I could have agreed with her but didn't, at least not audibly and I hoped the nodding of my head would be seen as a post hangover twitch rather than confirmation.

I felt better for the food, a burger and chips, and the fresh air of the walk there and back. I should have brought the bike, although I suspect I'd be accused of starting World War Three.

Simon emailed, to say he'd be home at the weekend and would bring Stella and the bike with him. A month ago, I'd have treated that as suspiciously as reports of rhinos on the banks of the Thames or crossing the savannas of Surrey.

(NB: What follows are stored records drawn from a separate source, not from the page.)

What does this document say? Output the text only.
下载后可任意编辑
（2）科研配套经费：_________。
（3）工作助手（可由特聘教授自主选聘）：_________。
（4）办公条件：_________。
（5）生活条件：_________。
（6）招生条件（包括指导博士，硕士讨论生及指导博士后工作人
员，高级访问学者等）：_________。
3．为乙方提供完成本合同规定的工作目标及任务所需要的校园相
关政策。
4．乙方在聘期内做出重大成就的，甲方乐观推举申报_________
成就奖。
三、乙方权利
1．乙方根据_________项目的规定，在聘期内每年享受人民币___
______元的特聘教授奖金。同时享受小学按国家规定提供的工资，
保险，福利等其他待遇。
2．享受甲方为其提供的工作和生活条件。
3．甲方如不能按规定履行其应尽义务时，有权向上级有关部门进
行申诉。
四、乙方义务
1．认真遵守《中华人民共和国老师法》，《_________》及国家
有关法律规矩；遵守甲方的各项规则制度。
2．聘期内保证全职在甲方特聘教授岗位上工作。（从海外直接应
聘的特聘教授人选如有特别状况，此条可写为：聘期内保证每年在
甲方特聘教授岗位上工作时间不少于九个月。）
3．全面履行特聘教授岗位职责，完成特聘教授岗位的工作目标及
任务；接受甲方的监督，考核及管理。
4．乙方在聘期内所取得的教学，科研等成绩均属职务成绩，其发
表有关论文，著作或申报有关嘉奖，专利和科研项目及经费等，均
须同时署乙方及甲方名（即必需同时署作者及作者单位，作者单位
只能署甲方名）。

By mid afternoon, I'd finally finished the trawl of sightings. I came to the conclusion that most of these were sent by either: batty old ladies who knitted things to sell for the RSPCA - which is a fine cause and laudable way to raise money; or school children who regularly see orang utans in Savernake Forest, and wild asses in the New Forest. Even with global warming, I don't think we'll have tropical rainforest in Essex or desert in Hampshire. In the latter case, there is the odd donkey and loads of ponies in the New Forest, so that one is understandable. But the others- most of the observers couldn't tell a dormouse from a doorpost- so, if I was looking to write a book of absurdities, they'd be a good start.

On the way back to Tom's office, I passed our truculent security guard who was talking to a colleague. "Look out, stand to attention, it's Lady Muck." He was obviously talking at me and as obvious as an aside in a Shakespeare play. I walked past, giving him the finger behind my back. Judging by the sniggers I heard from students, it must have been visible.